On June 12, 1859, O’Reilly and McLaughlin were digging in black manganese sand mixed with a bluish-gray material and gold. The bluish material was soft and putty like and clogged the rocker which made it hard to wash out the fine gold. On June 27, it was determined that they had found a rich sulfide of silver. The discovery came to be known as the “Comstock Lode” because it was land that Comstock had claimed as his own. It was the richest lode of silver found in the United States. News of the discovery spread fast, and soon miners from California and the Eastern US flocked to the area looking to strike it rich. Virginia City quickly became a thriving mining center.
The thick veins of silver were so soft they could sometimes be removed with just a shovel. Instead of the normally thin veins that were common in silver and gold ore, the Comstock Lode was sometimes hundreds of feet thick. Shafts were sunk to depths of up to 3,000 feet and cave-ins were common. Over the next two decades, nearly seven million tons of silver was mined.
The miners did not have an easy life. Provisions had to be shipped from California over the Sierra Nevada Mountains and were very expensive. Although some miners became millionaires, others found little or no wealth. Many of the miners were criminals, and lawlessness made the mining camps a dangerous place to live. Nevertheless, by 1860, Carson County’s mining camps held more than 6,700 people.
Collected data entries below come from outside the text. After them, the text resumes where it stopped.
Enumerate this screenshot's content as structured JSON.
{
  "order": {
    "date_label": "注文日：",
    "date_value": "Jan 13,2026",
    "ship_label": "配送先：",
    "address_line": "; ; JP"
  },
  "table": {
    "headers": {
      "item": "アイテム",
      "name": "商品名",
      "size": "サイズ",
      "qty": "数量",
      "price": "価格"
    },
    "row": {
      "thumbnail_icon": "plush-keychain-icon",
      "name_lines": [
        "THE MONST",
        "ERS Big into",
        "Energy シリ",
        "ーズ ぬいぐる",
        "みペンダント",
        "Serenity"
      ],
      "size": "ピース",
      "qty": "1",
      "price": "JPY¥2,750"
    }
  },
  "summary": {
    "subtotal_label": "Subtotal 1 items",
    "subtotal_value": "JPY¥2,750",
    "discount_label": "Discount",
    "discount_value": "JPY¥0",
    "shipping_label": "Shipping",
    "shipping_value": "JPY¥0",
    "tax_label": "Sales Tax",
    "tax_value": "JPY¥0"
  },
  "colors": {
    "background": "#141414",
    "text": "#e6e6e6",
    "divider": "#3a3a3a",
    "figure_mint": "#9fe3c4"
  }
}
The gold and silver of the Comstock Lode were crucial to the Union’s financial wellbeing during the Civil War. In fact, Abraham Lincoln allowed Nevada to become a state, despite the fact that it did not have enough people to meet statehood requirements, to secure these riches for the North. The industry later made Nevada the second-largest silver-producing state in America, inspiring the nickname – the “Silver State.”